Question

Given: The drag characteristics of a torpedo are to be studied in a water tunnel using a 1:5 scale model. The tunnel operates with fresh water at 20°C, whereas the prototype torpedo is to be used in seawater at 15.6°C. To correctly simulate the behavior of the prototype moving with the velocity of 30 m/s, what velocity (in m/s) is required in the water tunnel?

Answer 1

Answer:

The velocity in the water tunnel is 128.717m/s

Explanation:

To find the result we need to Apply dynamic symiliraty, that is,

$\frac{V_m I_m}{\upsilon_m}= \frac{VI}{\upsilon}$

Where $\upsilon_i$ is the kinematic viscosity, V the velocity and I the lenght.
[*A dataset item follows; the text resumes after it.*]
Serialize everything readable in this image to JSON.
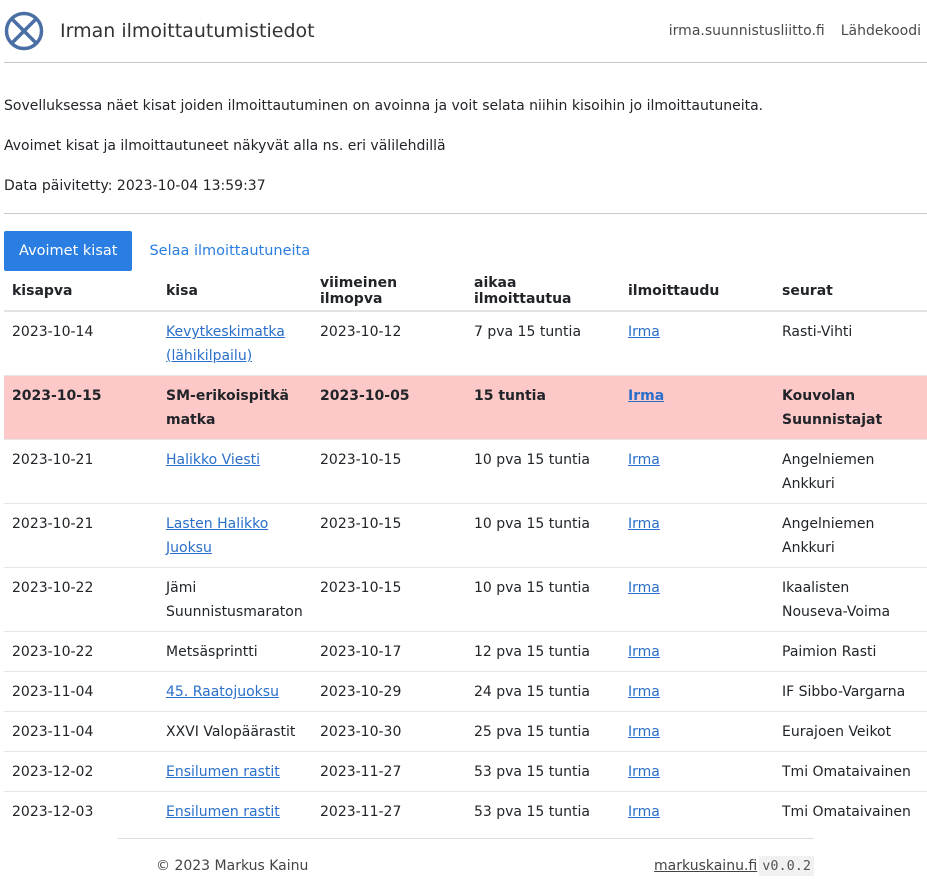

To find the kinematic viscosity it is necessary search in the table with this properties (I attached it)

To this kind of fluids, the properties to 15.6°c (Seawater) and 20°c (Water)are:

$\upsilon_m= 1.17*10^{-6}m^2/s$ (Seawater)

$\upsilon_m = 1.004*10^{-6}m^2/s$ (Water)

Replacing,

$\frac{V_m I_m}{\upsilon_m}= \frac{VI}{\upsilon}$

Solving to V_m

$V_m = \frac{I}{I_m}\frac{\upsilon_m}{\upsilon}V$

$V_m= \frac{5}{1} * \frac {1.004*10^{-6}}{1.17*10^{-6}} 30$

$V_m = 128.717m/s$

The velocity in the water tunnel is 128.717m/s